I don't use flowery language because unfortunately, most of my patients are illiterate. When I started practice, I assumed many would be health illiterate, but I certainly wasn't expecting this. My staff has stepped up (I love them so) and help my patients to fill out the millions of forms that we process every month. I've stopped playing along with "I left my glasses at home" and ask them straight out how their reading is. They've been so used to lying about it, it takes them back and puts them on the defensive for a minute or two until they realize there's no judgement, just me looking to do best by them. I've gotten into the practice of reading out my referral letters to my patients so that 1. I have to finish it while I'm in the room with them, 2. they know what I'm saying about them and 3. they can correct me as I go along. My patients frequently laugh at my "doctor words" that go into those letters. That lets me know that the way I'm speaking with them is different than how I speak with other docs. I like that.

From the stories I hear from my patients, they haven't had someone who will actually listen in a long time. They get painted with the same brush as their drug dealing brother, as their morbidly obese mother, and as their father who has been in and out of jail since they were born. These folks are rarely treated as an important individual.

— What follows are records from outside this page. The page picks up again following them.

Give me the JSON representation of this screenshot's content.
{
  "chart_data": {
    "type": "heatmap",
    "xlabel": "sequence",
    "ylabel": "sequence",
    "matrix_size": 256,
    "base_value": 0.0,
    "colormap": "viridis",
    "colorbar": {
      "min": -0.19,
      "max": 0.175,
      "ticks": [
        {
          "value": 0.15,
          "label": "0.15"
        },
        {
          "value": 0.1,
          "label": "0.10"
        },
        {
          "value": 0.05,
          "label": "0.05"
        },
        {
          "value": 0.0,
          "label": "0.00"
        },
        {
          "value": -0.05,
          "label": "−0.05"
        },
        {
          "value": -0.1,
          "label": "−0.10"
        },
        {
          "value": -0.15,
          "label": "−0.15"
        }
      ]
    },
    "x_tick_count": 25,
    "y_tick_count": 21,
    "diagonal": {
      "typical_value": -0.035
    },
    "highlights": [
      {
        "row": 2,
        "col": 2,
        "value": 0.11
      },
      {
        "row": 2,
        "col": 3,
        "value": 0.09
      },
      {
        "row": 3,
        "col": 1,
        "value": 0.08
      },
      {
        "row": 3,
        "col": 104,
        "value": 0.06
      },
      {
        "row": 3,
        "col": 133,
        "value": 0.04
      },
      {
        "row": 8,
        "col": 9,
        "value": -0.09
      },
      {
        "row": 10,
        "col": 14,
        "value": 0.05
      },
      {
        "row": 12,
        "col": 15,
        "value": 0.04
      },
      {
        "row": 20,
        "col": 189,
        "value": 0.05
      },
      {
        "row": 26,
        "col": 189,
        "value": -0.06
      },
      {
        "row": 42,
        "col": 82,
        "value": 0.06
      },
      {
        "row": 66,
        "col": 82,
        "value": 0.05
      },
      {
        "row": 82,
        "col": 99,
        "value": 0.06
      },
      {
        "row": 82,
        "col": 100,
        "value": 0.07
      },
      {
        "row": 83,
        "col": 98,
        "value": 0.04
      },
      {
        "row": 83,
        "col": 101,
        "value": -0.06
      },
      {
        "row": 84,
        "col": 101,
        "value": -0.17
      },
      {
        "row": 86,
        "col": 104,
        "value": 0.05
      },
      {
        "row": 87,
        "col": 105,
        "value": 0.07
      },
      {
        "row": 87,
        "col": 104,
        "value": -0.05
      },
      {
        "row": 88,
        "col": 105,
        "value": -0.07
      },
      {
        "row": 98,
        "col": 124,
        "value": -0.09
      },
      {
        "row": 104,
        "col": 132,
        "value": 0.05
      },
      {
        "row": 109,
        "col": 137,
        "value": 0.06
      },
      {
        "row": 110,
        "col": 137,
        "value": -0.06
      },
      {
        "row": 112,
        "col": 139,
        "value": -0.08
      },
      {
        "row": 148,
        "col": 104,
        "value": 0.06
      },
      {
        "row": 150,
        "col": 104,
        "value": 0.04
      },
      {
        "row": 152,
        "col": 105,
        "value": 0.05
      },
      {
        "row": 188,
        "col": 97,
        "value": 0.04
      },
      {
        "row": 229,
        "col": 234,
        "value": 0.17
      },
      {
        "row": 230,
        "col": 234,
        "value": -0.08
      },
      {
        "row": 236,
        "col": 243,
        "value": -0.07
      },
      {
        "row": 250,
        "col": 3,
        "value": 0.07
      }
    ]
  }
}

The same approach works for those patients I have with money and more stable upbringing. I fancy up my language, but otherwise, I continue to treat them as individuals. I don't care that you were mayor for 20 years, we are just starting a relationship, I want to know WHO you are, not what other people see you as.

Part of my approach has to do with my appearance. I've written about this before and I think I've made it clear that I am an untraditional appearing doctor. Most patients ask to see the doctor after I've been in, even when I clearly introduced myself at the beginning. Their response is not one of disbelief but of relief. "oh! you're like a real person!". I'm a bit quirky, I'm overweight, I smile all the time, especially when I don't feel like it. When my patients die, or I need to give someone bad news, or someone has divulged some horrific part of their life, I cry with my patients. It's the only way I can think of to let them know that they matter to me.

I also have a strong feeling for what is and is not fair. This is something that comes through whenever I talk to a child living well below the poverty line. Their anger and emotional outbursts are almost always associated with a feeling that something that has happened is unjust. I grew up well below the poverty line and I still get surges of rage when things are unfair. I've learned to breath deeply, reconsider my stance, and decide whether or not I need to proceed. If I need to proceed, look out. It will feel like molten lava is being rained on your head, because on top of my previous poverty speak, I am now also fluent in affluence, biz speak, economics, and ethics.

This all sounds very Polly-Anna-y, and it might be. Putting my personality in with a hospital that has administration that could, easily, use walkers, doesn't always work. I'm optimistic though that I can persuade admin to my side even through continuing to be patient centred. It's in the mission statement of every hospital of Ontario, including ours.